Micro moulding machines are also a key component in processing resorbable polymers. Because they are highly shear and heat sensitive, proper fit of the shot size to the screw and barrel is critical. The residence time (time the polymer sits in the barrel) can affect the IV of the material. Small shot sized machines are typical in the design of micro moulding machines. Some machines use reciprocating screws and some use screw over plunger technology. Other machines are being developed by processors of resorbable materials because even the smallest shot sizes available on the market are too large to properly process small amounts of resorbable polymers. These machines are typically proprietary and primarily used internally or through licensing agreements.

VALIDATION
Due to the nature of resorbable polymers and their use in implantable devices, they must be processed in a classified cleanroom and be validated using ISO 9001 and/or under ISO 13485 quality systems. Throughout the moulding process, Intrinsic Viscosity values should be validated. Samples should be taken from the bag, after the drying process, after the moulding cycle by testing both the runner and the part to compare shear effects through the gates, and after a period of time in the package, and through different temperatures for shelf life tests. This testing will ensure the validity of the implant throughout its living cycle in vitro for proper form, fit and function of the implantable device.

CONCLUSION
Direct gating of resorbable materials and other costly materials has extreme cost benefits over even toothpick sized micro runners and sprues. Material characterisation/computational analysis at the molecular level is necessary for validating micro moulded resorbable components.

Resorbable device manufacturers get to market faster with fewer development hiccups using experienced resorbable micro moulders. As shown in this article, there are critical steps required to handling, testing, processing, and validating resorbable moulded components. Direct gating can show significant cost savings over conventional gating and moulding. Material characterisation throughout the moulding process is critical to understand what happens to the Intrinsic Viscosity of resorbable polymers, such that when they are in the body, they will not prematurely resorb or stay too long for the implant to properly function.

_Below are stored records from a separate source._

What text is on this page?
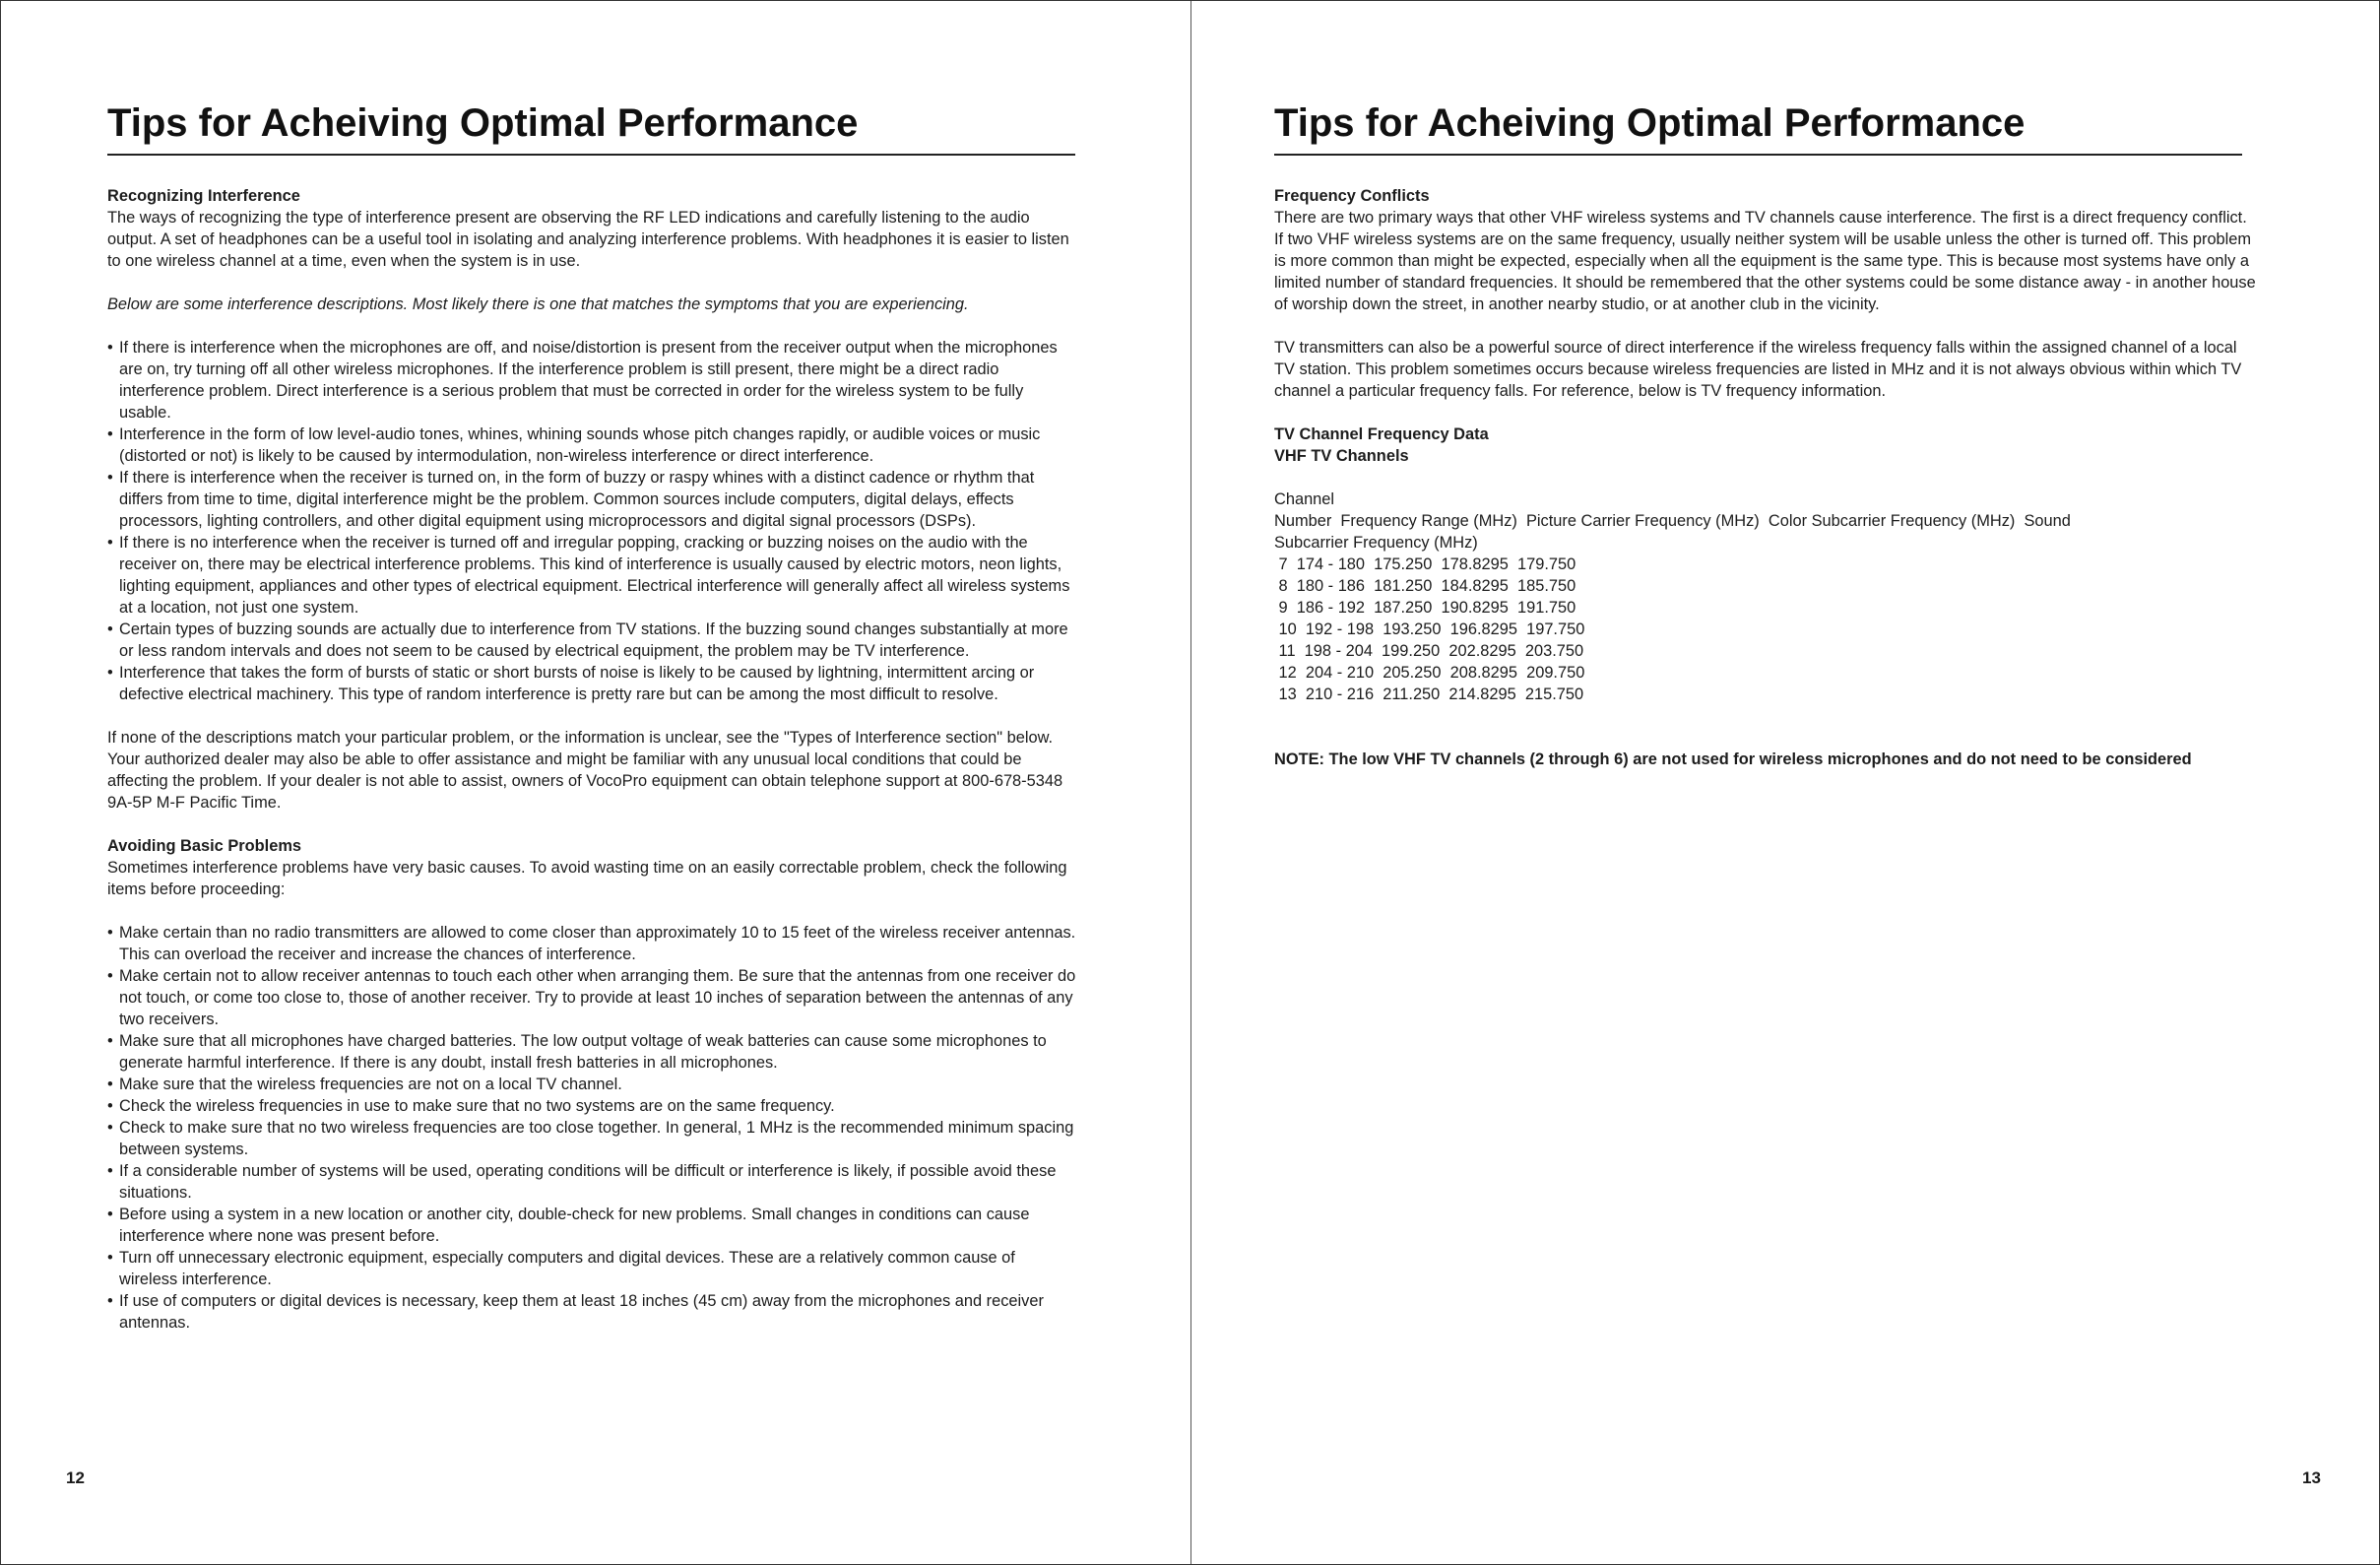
Tips for Acheiving Optimal Performance

Recognizing Interference

The ways of recognizing the type of interference present are observing the RF LED indications and carefully listening to the audio output. A set of headphones can be a useful tool in isolating and analyzing interference problems. With headphones it is easier to listen to one wireless channel at a time, even when the system is in use.

Below are some interference descriptions. Most likely there is one that matches the symptoms that you are experiencing.

• If there is interference when the microphones are off, and noise/distortion is present from the receiver output when the microphones are on, try turning off all other wireless microphones. If the interference problem is still present, there might be a direct radio interference problem. Direct interference is a serious problem that must be corrected in order for the wireless system to be fully usable.
• Interference in the form of low level-audio tones, whines, whining sounds whose pitch changes rapidly, or audible voices or music (distorted or not) is likely to be caused by intermodulation, non-wireless interference or direct interference.
• If there is interference when the receiver is turned on, in the form of buzzy or raspy whines with a distinct cadence or rhythm that differs from time to time, digital interference might be the problem. Common sources include computers, digital delays, effects processors, lighting controllers, and other digital equipment using microprocessors and digital signal processors (DSPs).
• If there is no interference when the receiver is turned off and irregular popping, cracking or buzzing noises on the audio with the receiver on, there may be electrical interference problems. This kind of interference is usually caused by electric motors, neon lights, lighting equipment, appliances and other types of electrical equipment. Electrical interference will generally affect all wireless systems at a location, not just one system.
• Certain types of buzzing sounds are actually due to interference from TV stations. If the buzzing sound changes substantially at more or less random intervals and does not seem to be caused by electrical equipment, the problem may be TV interference.
• Interference that takes the form of bursts of static or short bursts of noise is likely to be caused by lightning, intermittent arcing or defective electrical machinery. This type of random interference is pretty rare but can be among the most difficult to resolve.

If none of the descriptions match your particular problem, or the information is unclear, see the "Types of Interference section" below. Your authorized dealer may also be able to offer assistance and might be familiar with any unusual local conditions that could be affecting the problem. If your dealer is not able to assist, owners of VocoPro equipment can obtain telephone support at 800-678-5348 9A-5P M-F Pacific Time.

Avoiding Basic Problems

Sometimes interference problems have very basic causes. To avoid wasting time on an easily correctable problem, check the following items before proceeding:

• Make certain than no radio transmitters are allowed to come closer than approximately 10 to 15 feet of the wireless receiver antennas. This can overload the receiver and increase the chances of interference.
• Make certain not to allow receiver antennas to touch each other when arranging them. Be sure that the antennas from one receiver do not touch, or come too close to, those of another receiver. Try to provide at least 10 inches of separation between the antennas of any two receivers.
• Make sure that all microphones have charged batteries. The low output voltage of weak batteries can cause some microphones to generate harmful interference. If there is any doubt, install fresh batteries in all microphones.
• Make sure that the wireless frequencies are not on a local TV channel.
• Check the wireless frequencies in use to make sure that no two systems are on the same frequency.
• Check to make sure that no two wireless frequencies are too close together. In general, 1 MHz is the recommended minimum spacing between systems.
• If a considerable number of systems will be used, operating conditions will be difficult or interference is likely, if possible avoid these situations.
• Before using a system in a new location or another city, double-check for new problems. Small changes in conditions can cause interference where none was present before.
• Turn off unnecessary electronic equipment, especially computers and digital devices. These are a relatively common cause of wireless interference.
• If use of computers or digital devices is necessary, keep them at least 18 inches (45 cm) away from the microphones and receiver antennas.
12
Tips for Acheiving Optimal Performance

Frequency Conflicts

There are two primary ways that other VHF wireless systems and TV channels cause interference. The first is a direct frequency conflict. If two VHF wireless systems are on the same frequency, usually neither system will be usable unless the other is turned off. This problem is more common than might be expected, especially when all the equipment is the same type. This is because most systems have only a limited number of standard frequencies. It should be remembered that the other systems could be some distance away - in another house of worship down the street, in another nearby studio, or at another club in the vicinity.

TV transmitters can also be a powerful source of direct interference if the wireless frequency falls within the assigned channel of a local TV station. This problem sometimes occurs because wireless frequencies are listed in MHz and it is not always obvious within which TV channel a particular frequency falls. For reference, below is TV frequency information.

TV Channel Frequency Data

VHF TV Channels

Channel

Number  Frequency Range (MHz)  Picture Carrier Frequency (MHz)  Color Subcarrier Frequency (MHz)  Sound

Subcarrier Frequency (MHz)

7  174 - 180  175.250  178.8295  179.750

8  180 - 186  181.250  184.8295  185.750

9  186 - 192  187.250  190.8295  191.750

10  192 - 198  193.250  196.8295  197.750

11  198 - 204  199.250  202.8295  203.750

12  204 - 210  205.250  208.8295  209.750

13  210 - 216  211.250  214.8295  215.750

NOTE: The low VHF TV channels (2 through 6) are not used for wireless microphones and do not need to be considered

13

As is usually the case with micro moulding, this type of processing requires specialised equipment, design and validation expertise. Choosing the right supplier, one that is experienced in resorbable processing and micro feature generation, can create a faster path to success.

Donna Bibber is President/CEO of Micro Engineering Solutions, a solutions-based company serving small to Fortune 50 companies. She is also technical partner for microPEP, a full service micro manufacturing company. She has written and lectured hundreds of technical papers on micro manufacturing associated topics worldwide and was recently voted onto the List of 100 Notable People in Medical Devices for 2008.